Outra coisa importante é a seguinte: se você for nesse voo da TAM e não tiver levado um casaco pra não pesar muito na bagagem, quando sair do avião leve consigo aquele cobertorzinho da TAM. O frio no aeroporto é absurdo! Acho que eles tão fazendo alguma experiência pra ver se conseguem atingir o zero absoluto. Curte só a foto ae!! usheiuasheiuasheiou
E essa aqui é do visual a partir do avião:
Dicas importantes sobre Los Roques. Se eu me lembrar de mais alguma que seja relevante, eu coloco aqui depois:
1. A distribuidora de bebidas é de longe o melhor lugar pra se comprar cervejas e outras bebidas, como sucos e gatorade. Cada latinha sai por 5 BSF, e 24 saem por 100 BSF. Eu gostei da Polar Pilsen. É uma cerveja bem levinha, legal de se tomar na praia e no calorzão. Gostei muito também da Solera Verde. Mas a latinha dela é um pouco menor. É do tamanho daquelas latinhas de Skol Beats.
2. Se você precisar de fazer câmbio na ilha, faça na vendinha que fica ao lado da pizzaria La Chuchera. Lá fizemos por 5,80, enquanto nos demais lugares o máximo que o pessoal fazia era 5,50.
3. Para fazer ligações internacionais, usem os orelhões. Um cartão custa 5 BSF, e dá pra fazer 8 minutos de ligação para o Brasil. Convertendo, sai por menos de R$ 0,20 o minuto. Duas coisas que são baratas por lá... Telefone e cerveja. Dá pra você abrir uma lata de frente pro mar do Caribe e ligar pros seus amigos e tirar uma ondinha. hehheasiuoheiouashe
Quanto às pousadas em Los Roques, vou deixar pra ver quando chegar lá. Já vai ser depois do carnaval, e baixa temporada... Então vai ser mais tranquilo.
O que eu tô reservando antes é uma estadia de uns 4 dias em um veleiro. Eu fiz o contato para a reserva do veleiro com o Boris, da yatchs explorer. Ele tem contato de vários veleiros, e pode passar um preço legal pra um bom veleiro (até 150 dolares por pessoal com tudo incluso, até cerveja e rum). O Boris é muito atencioso, e responde os e-mails bem rápido: boris@explorepartners.com
Na comunidade de Los Roques no orkut o pessoal recomenda muuuuito ficar em um veleiro. Especialmente o Beto. eheheheheheheh
A história é a seguinte... Ficando em uma pousada, você tem que ficar negociando e correndo atrás de barqueiros pra te levar para as praias, e esses passeios têm preços bem variados, que dependem da distância das ilhas pra onde você vai.

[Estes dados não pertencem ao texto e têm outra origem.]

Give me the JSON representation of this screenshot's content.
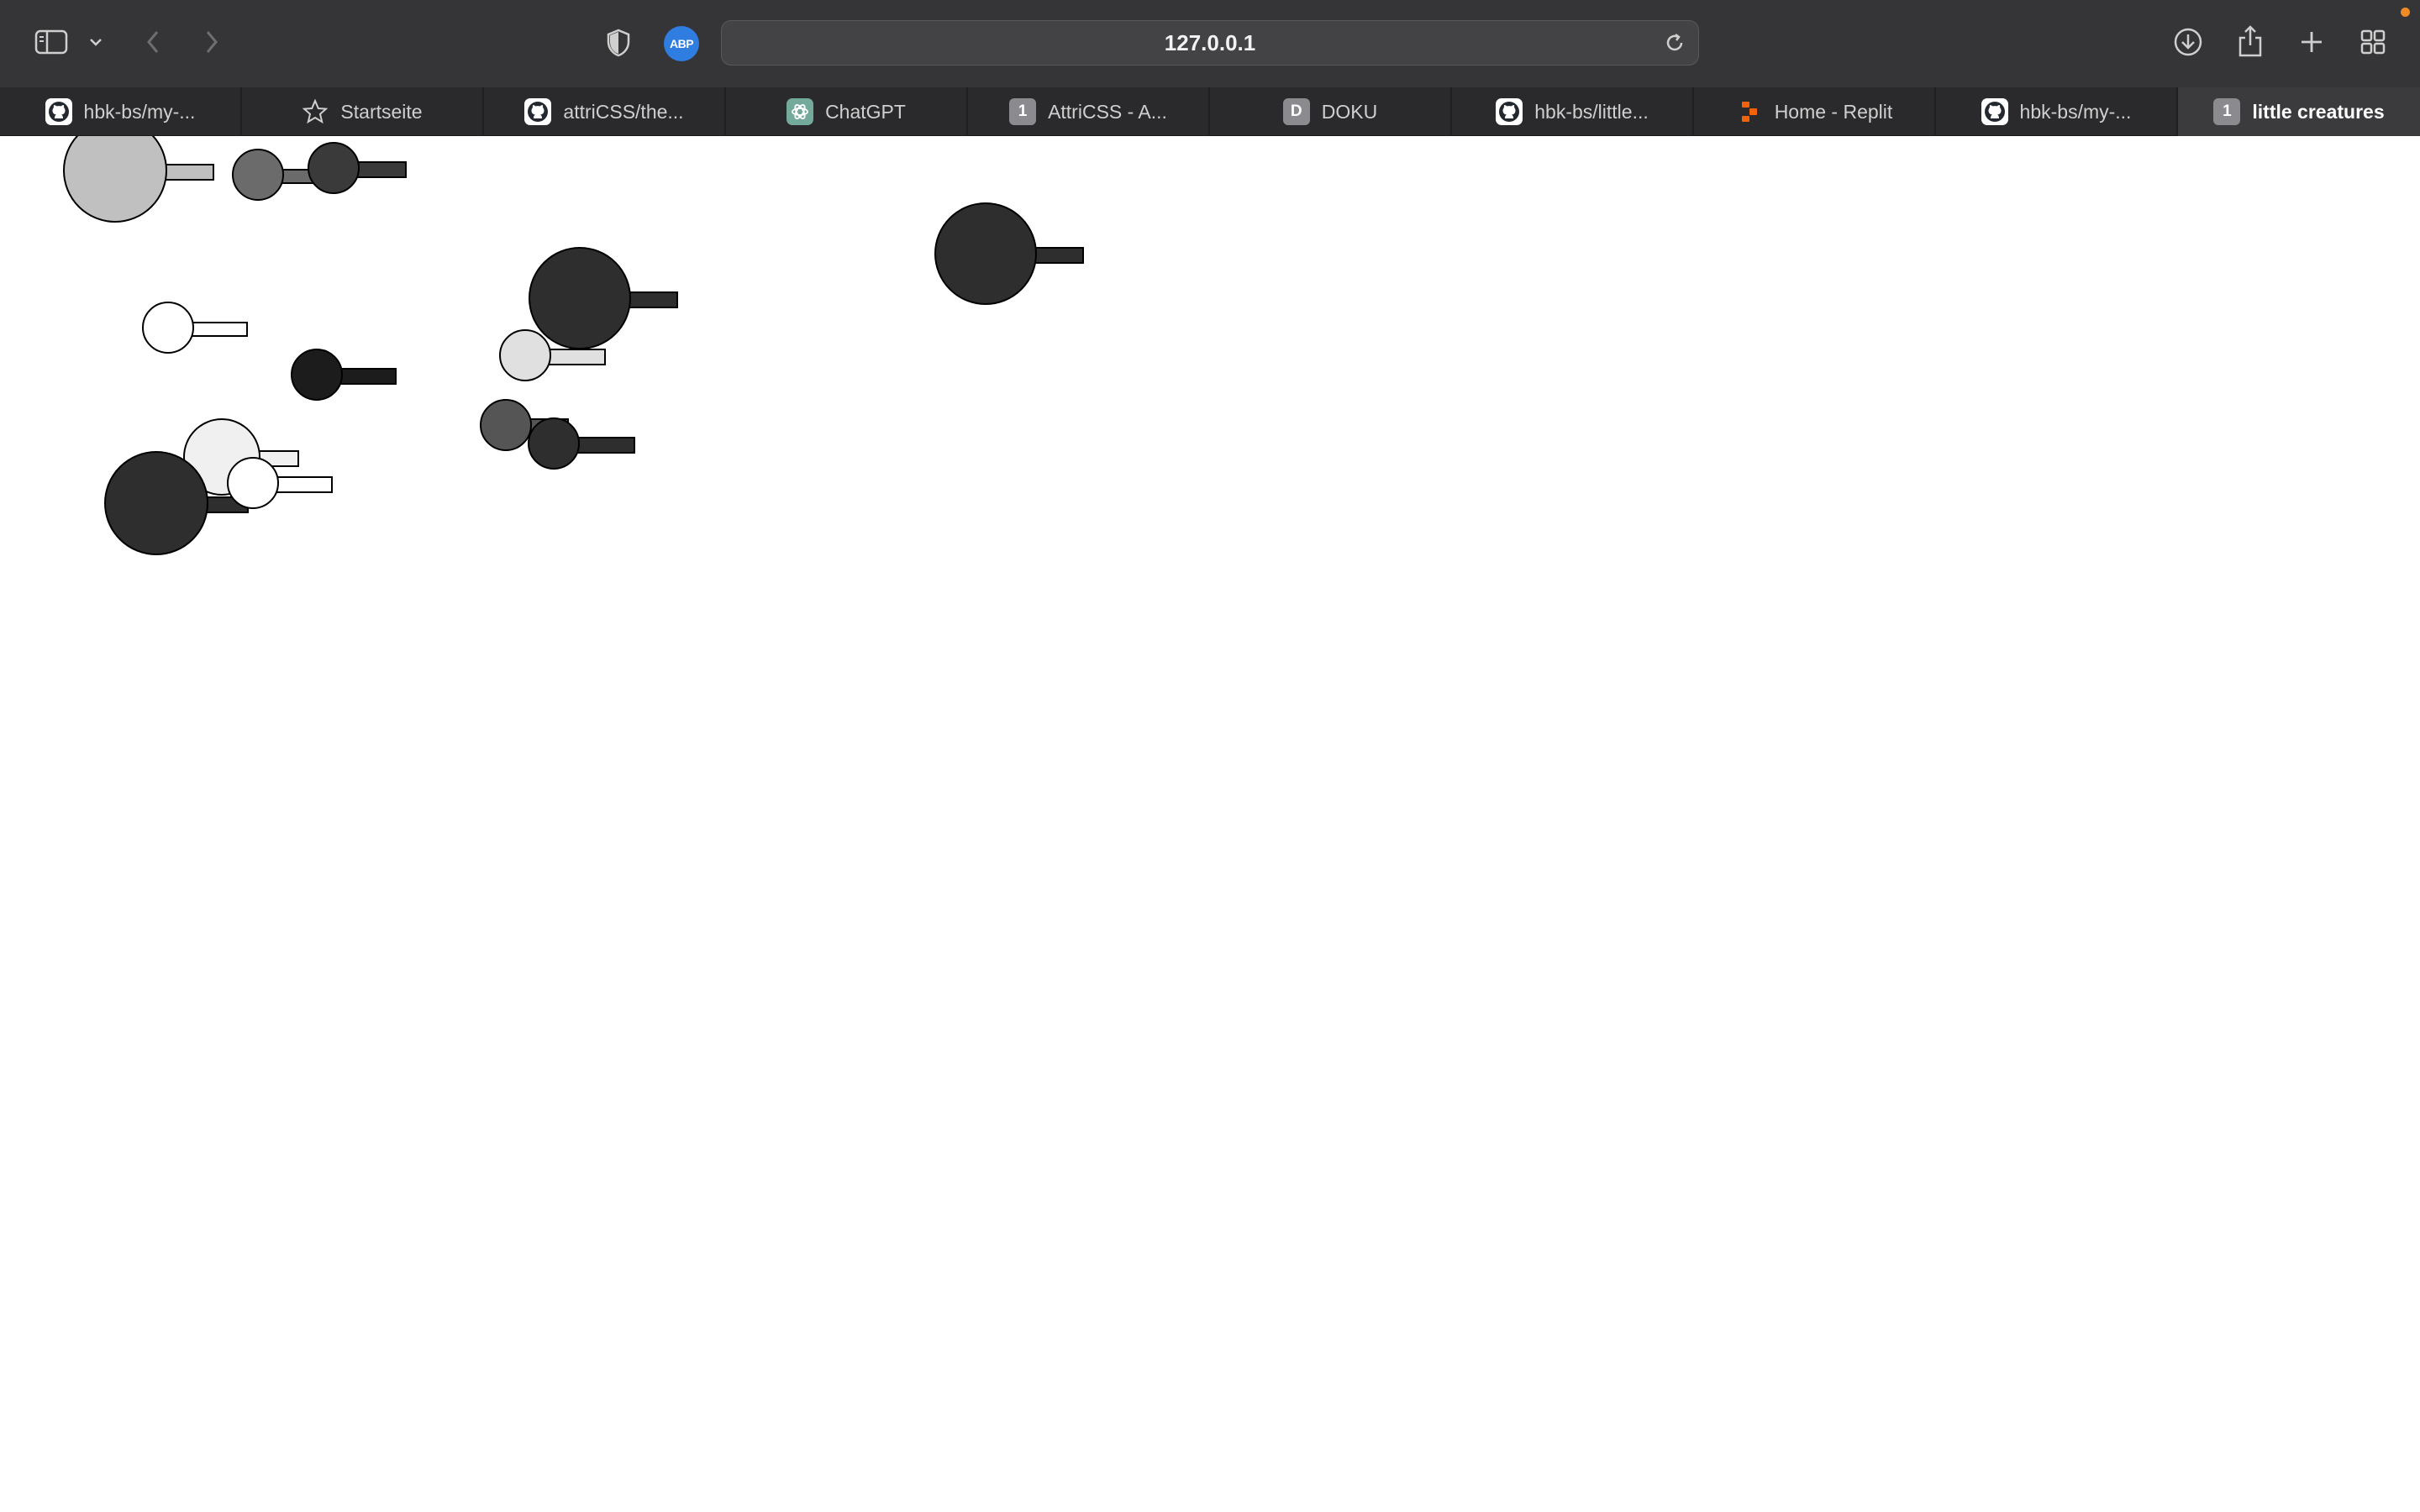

Além disso, eles te buscam na pousada por volta de 9:30 da manhã. Como o sol nasce bem mais cedo que isso, é um tempinho aí que você perde, ne?
Fora que quando vc tá numa praia isolada sabe-se lá aonde, o veleiro te dá todo o suporte. Já tem tudo incluso, café da manhã, almoço, janta, bebidas (geralmente alcoolicas também).
Se o dinheiro der, eu recomendo fortemente.
No meu caso, eu chego em Los Roques no dia 20, e só consegui reservar o veleiro a partir do dia 24. Então inicialmente vamos ficar em uma pousada. Vai ser legal também! Vamos poder conhecer a vila, jantar em alguns lugares diferentes....
Tô querendo ficar no Recanto del Sol.
Pousadas:
No fim das contas acabou que não conseguimos ficar no veleiro. Os que tinham preço mais acessível estavam cheios. Tinha uns lá, mas tavam absurdamente caros. Acabou que foi melhor assim. Gastei dinheiro demais nessa viagem, e teria gasto ainda mais se tivesse ficado no veleiro. Mas da próxima vez, quando eu voltar lá e se por acaso tiver mais dinheiro, eu vou ficar no veleiro.
As pousadas valeram muito a pena também. A gente teve mais contato com o povo de lá, que é muuuuito hospitaleiro. Então, como não tinha conseguido o veleiro, tivemos que procurar a pousada mesmo. Fizemos assim:
Na hora do checkin, conhecemos dois brasileiros na fila da Aerotuy, pai e filho: Marcão e Samuel. Eles ainda não tinham comprado as passagens pra Los Roques, e quase não conseguiram comprar no balcão da Aerotuy. E o preço pelo qual eles compraram também não compensou ter deixado pra comprar só lá. Então, mais um argumento a favor de se fazer a reserva antecipadamente.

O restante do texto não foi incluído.